Весь день я старался сдерживаться и не рычать, когда она подходила с вопросом или в поисках одобрения. Надо отдать должное, вопросы не были глупыми, и сама она сделала максимум для того, чтобы поменьше меня дёргать. Я даже сам несколько раз проявил инициативу, увидев, как она мучается. Сборы прошли спокойно. Когда сказал, что разрешаю ей взять два арроба вещей, ждал истерики, но она лишь кивнула. Послушная. Это обнадёживает. Может, я и смогу на время смириться с нашей связью.

Вечер же закончился исключительно хорошо. После ужина она загнала меня в душ, а затем искупалась сама, но одеться я ей не дал, сказав, что если она хочет разминать мой рубец, то пусть делает это так, чтобы мне было приятно смотреть. И трогать. В какой-то момент я настолько увлёкся, что забыл, чем она занимается и начал откровенно саботировать процесс.

Аня позволила, но после утоления страсти всё равно вернулась к разминанию и разгибанию руки. Вот ведь упёртая. В её усилия я не верил, однако спорить не хотел. Да и предложить иного варианта времяпрепровождения не мог, так что этот был не хуже и не лучше любого другого.

С момента обнаружения жены я вообще был удивительно добродушен. То ли зловонный воздух этого мира лишал боевого духа, то ли сексуальное удовлетворение действовало умиротворяюще, но я позволял ей очень многое, особенно если она делала это обнажённой.

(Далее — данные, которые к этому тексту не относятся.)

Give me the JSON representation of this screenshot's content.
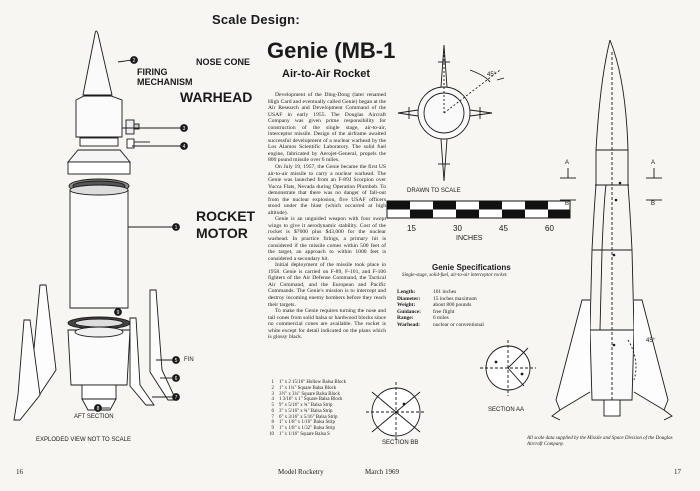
{
  "header": "Scale Design:",
  "title": "Genie (MB-1",
  "subtitle": "Air-to-Air Rocket",
  "labels": {
    "firing": "FIRING",
    "mechanism": "MECHANISM",
    "nose_cone": "NOSE CONE",
    "warhead": "WARHEAD",
    "rocket": "ROCKET",
    "motor": "MOTOR",
    "fin": "FIN",
    "aft_section": "AFT SECTION",
    "exploded_view": "EXPLODED VIEW NOT TO SCALE",
    "drawn_to_scale": "DRAWN TO SCALE",
    "inches": "INCHES",
    "section_aa": "SECTION AA",
    "section_bb": "SECTION BB",
    "angle_top": "45°",
    "angle_side": "45°",
    "mark_a": "A",
    "mark_b": "B"
  },
  "callouts": [
    "2",
    "3",
    "4",
    "1",
    "5",
    "6",
    "7",
    "8",
    "9"
  ],
  "scale_ticks": [
    "15",
    "30",
    "45",
    "60"
  ],
  "article": [
    "Development of the Ding-Dong (later renamed High Card and eventually called Genie) began at the Air Research and Development Command of the USAF in early 1955. The Douglas Aircraft Company was given prime responsibility for construction of the single stage, air-to-air, interceptor missile. Design of the airframe awaited successful development of a nuclear warhead by the Los Alamos Scientific Laboratory. The solid fuel engine, fabricated by Aerojet-General, propels the 800 pound missile over 6 miles.",
    "On July 19, 1957, the Genie became the first US air-to-air missile to carry a nuclear warhead. The Genie was launched from an F-89J Scorpion over Yucca Flats, Nevada during Operation Plumbob. To demonstrate that there was no danger of fall-out from the nuclear explosion, five USAF officers stood under the blast (which occurred at high altitude).",
    "Genie is an unguided weapon with four swept wings to give it aerodynamic stability. Cost of the rocket is $7000 plus $43,000 for the nuclear warhead. In practice firings, a primary hit is considered if the missile comes within 500 feet of the target, an approach to within 1000 feet is considered a secondary hit.",
    "Initial deployment of the missile took place in 1958. Genie is carried on F-89, F-101, and F-106 fighters of the Air Defense Command, the Tactical Air Command, and the European and Pacific Commands. The Genie's mission is to intercept and destroy incoming enemy bombers before they reach their targets.",
    "To make the Genie requires turning the nose and tail cones from solid balsa or hardwood blocks since no commercial cones are available. The rocket is white except for detail indicated on the plans which is glossy black."
  ],
  "specs": {
    "title": "Genie Specifications",
    "subtitle": "Single-stage, solid-fuel, air-to-air interceptor rocket.",
    "rows": [
      {
        "k": "Length:",
        "v": "101 inches"
      },
      {
        "k": "Diameter:",
        "v": "15 inches maximum"
      },
      {
        "k": "Weight:",
        "v": "about 800 pounds"
      },
      {
        "k": "Guidance:",
        "v": "free flight"
      },
      {
        "k": "Range:",
        "v": "6 miles"
      },
      {
        "k": "Warhead:",
        "v": "nuclear or conventional"
      }
    ]
  },
  "parts": [
    {
      "n": "1",
      "t": "1\" x 2 15/16\" Hollow Balsa Block"
    },
    {
      "n": "2",
      "t": "1\" x 1¼\" Square Balsa Block"
    },
    {
      "n": "3",
      "t": "3½\" x 3¼\" Square Balsa Block"
    },
    {
      "n": "4",
      "t": "1 3/16\" x 1\" Square Balsa Block"
    },
    {
      "n": "5",
      "t": "9\" x 5/16\" x ¾\" Balsa Strip"
    },
    {
      "n": "6",
      "t": "3\" x 5/16\" x ¾\" Balsa Strip"
    },
    {
      "n": "7",
      "t": "6\" x 3/16\" x 5/16\" Balsa Strip"
    },
    {
      "n": "8",
      "t": "1\" x 1/8\" x 1/16\" Balsa Strip"
    },
    {
      "n": "9",
      "t": "1\" x 1/8\" x 1/32\" Balsa Strip"
    },
    {
      "n": "10",
      "t": "1\" x 1/16\" Square Balsa S"
    }
  ],
  "credit": "All scale data supplied by the Missile and Space Division of the Douglas Aircraft Company.",
  "footer": {
    "page_left": "16",
    "magazine": "Model Rocketry",
    "date": "March 1969",
    "page_right": "17"
  }
}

Я стал понимать, почему когда-то её полюбил. Мне нравилась её хрупкость, стройный силуэт, точёная спина, переходящая в узкую талию и округлые мягкие ягодицы. Мне нравилось, как она стонет и прогибается под моим напором, как краснеет бархатистая кожа в местах, где я её сжимаю. Мне нравился её запах, лёгкий и дразнящий, цепляющий и заставляющий наклониться ближе, чтобы проверить: только показалось, или он действительно настолько хорош? Но особенно мне нравилось доводить её до пика удовольствия, заставлять нежное тело дрожать и сжиматься, а затем горячо пульсировать. Это было настолько остро, что я сам не мог сдерживаться.